Nie ma na świecie takiego zawodu, żeby za usługę lub pracę płacić jeszcze przed
jej wykonaniem. Dlaczego więc leczenie ma być takim wyjątkiem, jeżeli ten system
od dawna nie spełnia pokładanych obowiązków. Próby poprawy tego systemu
i w dodatku przez lekarzy, którzy są od leczenia naszego ciała a nie zarządzania zakończyły się wszystkie fiaskiem a być może z góry planowanym bo jak zwykle odkładanym na potem i zajmowanie się różnymi nie mającymi żadnego znaczenia sprawami jak choćby tworzenie nowych świąt lub zakaz sprzedaży w dni świąteczne. Takie rozumowanie nie ulepsza naszej gospodarki a jedynie ją pogarsza i powoduje jeszcze większe obciążenia podatników. Jeżeli ma to być dbałość o pracowników, to dołożyć każdemu po jednym lub dwa dni urlopu więcej i będą jeszcze bardziej zadowoleni, bo koszty tych zmian powodują tylko straty zarobkowe i wprowadzają 
chaos w nasze od dawna utarte życie.
Każde opóźnienie leczenia, powoduje jeszcze większe zagrożenie dla zdrowia 
i zwiększone środki na wyzdrowienie oraz lawinę następstw a często śmierć. 
Lekarstwo nie leczy a zapobiega dalszemu rozwojowi choroby ale przy okazji 
szkodzi na nerki i wątrobę i inne narządy. Obecnie w miarę szybko można się 
dostać do lekarza rodzinnego, ale ten ma ograniczone możliwości naszego leczenia,
 bo najczęściej choroba wymaga specjalisty do którego aby się dostać, trzeba czekać
 już nawet dziesięć miesięcy. Czy taki stan leczenia jaki mamy obecnie, można 
nazywać leczeniem czy też powolnym konaniem ? Dobrze jak nic nie boli i nie 
piętrzą się dodatkowe przeszkody takie jak wiek, samotność, niemożność 
poruszania się, brak windy, środków do życia i wiele, wiele innych trudności wyłaniających się dopiero wtedy kiedy najczęściej jest się już starym 
i niedołężnym a nikomu już niepotrzebnym człowiekiem.
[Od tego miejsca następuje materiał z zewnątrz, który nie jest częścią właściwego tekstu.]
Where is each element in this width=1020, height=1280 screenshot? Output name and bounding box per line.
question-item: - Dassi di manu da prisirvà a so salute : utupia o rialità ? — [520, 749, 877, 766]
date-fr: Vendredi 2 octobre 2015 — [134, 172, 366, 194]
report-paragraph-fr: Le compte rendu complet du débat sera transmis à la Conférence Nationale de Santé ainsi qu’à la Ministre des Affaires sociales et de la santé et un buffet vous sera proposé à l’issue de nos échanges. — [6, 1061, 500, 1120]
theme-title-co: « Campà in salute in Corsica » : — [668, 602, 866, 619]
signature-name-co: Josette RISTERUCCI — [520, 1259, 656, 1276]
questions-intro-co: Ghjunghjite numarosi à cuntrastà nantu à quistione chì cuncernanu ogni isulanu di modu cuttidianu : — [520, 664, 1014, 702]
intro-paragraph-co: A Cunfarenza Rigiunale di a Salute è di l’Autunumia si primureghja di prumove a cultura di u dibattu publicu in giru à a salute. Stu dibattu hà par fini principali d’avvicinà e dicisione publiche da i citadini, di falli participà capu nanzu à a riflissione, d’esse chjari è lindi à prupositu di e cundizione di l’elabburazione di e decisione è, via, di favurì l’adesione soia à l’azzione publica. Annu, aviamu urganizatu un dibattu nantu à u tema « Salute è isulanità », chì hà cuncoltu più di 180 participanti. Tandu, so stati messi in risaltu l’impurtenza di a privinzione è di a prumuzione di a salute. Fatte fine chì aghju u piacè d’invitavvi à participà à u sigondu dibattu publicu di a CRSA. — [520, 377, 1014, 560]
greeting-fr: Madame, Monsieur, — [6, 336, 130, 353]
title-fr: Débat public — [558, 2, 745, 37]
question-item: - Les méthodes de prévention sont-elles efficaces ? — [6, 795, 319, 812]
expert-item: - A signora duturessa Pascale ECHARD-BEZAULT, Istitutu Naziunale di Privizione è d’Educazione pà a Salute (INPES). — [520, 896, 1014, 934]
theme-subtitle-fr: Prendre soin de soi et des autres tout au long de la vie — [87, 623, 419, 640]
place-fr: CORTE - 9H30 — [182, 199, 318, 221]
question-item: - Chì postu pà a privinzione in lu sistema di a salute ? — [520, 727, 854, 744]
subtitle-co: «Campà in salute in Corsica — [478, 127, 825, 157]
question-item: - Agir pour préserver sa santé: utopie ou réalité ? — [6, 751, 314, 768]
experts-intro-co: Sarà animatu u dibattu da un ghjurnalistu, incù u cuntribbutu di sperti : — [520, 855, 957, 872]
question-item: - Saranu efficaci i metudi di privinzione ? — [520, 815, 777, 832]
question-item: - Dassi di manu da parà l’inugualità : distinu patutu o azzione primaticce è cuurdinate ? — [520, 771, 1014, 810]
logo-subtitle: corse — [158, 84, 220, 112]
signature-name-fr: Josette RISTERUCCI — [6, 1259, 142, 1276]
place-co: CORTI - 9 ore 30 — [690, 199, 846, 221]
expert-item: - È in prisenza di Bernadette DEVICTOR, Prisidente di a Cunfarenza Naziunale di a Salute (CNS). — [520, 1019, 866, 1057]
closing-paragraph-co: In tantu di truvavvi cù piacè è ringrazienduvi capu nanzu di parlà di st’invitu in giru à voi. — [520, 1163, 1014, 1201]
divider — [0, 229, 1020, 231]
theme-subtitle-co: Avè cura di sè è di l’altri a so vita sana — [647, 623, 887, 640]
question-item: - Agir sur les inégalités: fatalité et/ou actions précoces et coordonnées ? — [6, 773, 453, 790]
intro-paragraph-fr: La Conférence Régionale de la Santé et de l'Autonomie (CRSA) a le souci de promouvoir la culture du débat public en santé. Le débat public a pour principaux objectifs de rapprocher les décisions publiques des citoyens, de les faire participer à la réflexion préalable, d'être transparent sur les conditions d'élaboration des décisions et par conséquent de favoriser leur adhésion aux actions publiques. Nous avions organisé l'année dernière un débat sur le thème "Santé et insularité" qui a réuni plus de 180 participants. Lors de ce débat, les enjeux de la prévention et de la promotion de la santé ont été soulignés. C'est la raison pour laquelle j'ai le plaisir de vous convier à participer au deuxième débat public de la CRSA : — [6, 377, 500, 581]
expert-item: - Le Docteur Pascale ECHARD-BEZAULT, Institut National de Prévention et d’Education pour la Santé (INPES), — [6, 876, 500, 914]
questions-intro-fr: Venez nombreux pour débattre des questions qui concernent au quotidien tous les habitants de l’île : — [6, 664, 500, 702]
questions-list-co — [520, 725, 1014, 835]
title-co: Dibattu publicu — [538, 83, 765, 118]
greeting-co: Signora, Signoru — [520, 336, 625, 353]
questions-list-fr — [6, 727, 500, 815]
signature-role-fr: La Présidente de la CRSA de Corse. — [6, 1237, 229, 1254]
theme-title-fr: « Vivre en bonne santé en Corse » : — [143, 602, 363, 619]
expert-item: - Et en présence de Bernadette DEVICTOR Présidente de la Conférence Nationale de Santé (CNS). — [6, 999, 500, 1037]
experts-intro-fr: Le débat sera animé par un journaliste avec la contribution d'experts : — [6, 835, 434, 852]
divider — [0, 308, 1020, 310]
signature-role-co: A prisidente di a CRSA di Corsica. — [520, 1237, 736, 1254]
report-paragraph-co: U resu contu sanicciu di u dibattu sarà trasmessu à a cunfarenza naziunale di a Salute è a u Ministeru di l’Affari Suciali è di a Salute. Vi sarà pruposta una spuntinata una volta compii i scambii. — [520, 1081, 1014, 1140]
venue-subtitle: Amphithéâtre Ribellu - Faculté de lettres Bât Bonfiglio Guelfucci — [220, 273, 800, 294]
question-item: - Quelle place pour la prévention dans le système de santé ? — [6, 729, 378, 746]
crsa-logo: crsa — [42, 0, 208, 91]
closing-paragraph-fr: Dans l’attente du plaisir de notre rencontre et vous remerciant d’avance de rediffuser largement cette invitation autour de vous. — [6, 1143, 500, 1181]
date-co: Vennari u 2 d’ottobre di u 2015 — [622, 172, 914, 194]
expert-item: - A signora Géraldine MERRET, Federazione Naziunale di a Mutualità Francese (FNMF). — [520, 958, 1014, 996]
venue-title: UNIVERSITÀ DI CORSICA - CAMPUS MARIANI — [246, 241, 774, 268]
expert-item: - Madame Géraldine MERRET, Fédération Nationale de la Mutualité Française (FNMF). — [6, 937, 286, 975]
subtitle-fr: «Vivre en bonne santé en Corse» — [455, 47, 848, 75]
Nie zapomina się 
tylko jednej rzeczy wbrew wstępnej uwadze, to znaczy że musisz płacić za 
leczenie, choć o leczeniu nie możesz nawet marzyć, a że już od dawna płacisz, 
to można cię olewać jak tego bezdomnego.
W demokracji dostępność do leczenia miała być na równych zasadach dla 
wszystkich ale okazuje się że rząd lub polityk a nawet klerycy dostają się 
w pierwszej kolejności do lekarzy specjalistów, nie czekając w kolejce jak 
pozostali. Obecnie rząd walczy z komuną a przecież takie postępowanie nie 
jest niczym innym jak korzystaniem z naleciałości komuny. Lepszy lub gorszy, 
to właśnie te naleciałości, które widzimy na każdym kroku naszego życia i to 
ze strony tych, którzy tworzą prawo.

2018-12-05 Polityka i Rymy
Włodzimierz Wojakowski

2 komentarze:

  1. Włodku, domyślam się, że możesz mieć problemy z leczeniem ?
    Bardzo mi przykro, jednak nie sądzę by za tego rządu i także następnego, wiele się zmieniło. Taki klimat.Dziesiątki lat zaniedbań coraz bardziej będzie odczuwalny. Teraz żeby chorować, trzeba mieć zdrowie:)Smutne ale prawdziwe. Mimo trudności, niezmiennie życzę Ci, by trudy walki nie były zbyt uciążliwe. Zdecydowanie... bezbolesne. Pomyślności...

    OdpowiedzUsuń
    Odpowiedzi
    1. Kochana Alex. nigdy nie mam czasu na wiele rzeczy które są częścią naszego życia i cieszę tym co mam. Nawet nie zdążyłem ci odpowiedzieć na twój wpis. Ale żyję i uważam że jest lepiej , jak było, bo ból który mnie prześladował non stop, jest tylko w czasie chodzenia. Spóźnione życzenia świąteczne, są wynikiem intensywnego dalej mojego życia. Starego buźka też może być słodka. Pozdrowienia tak moje, jak i mojej żony.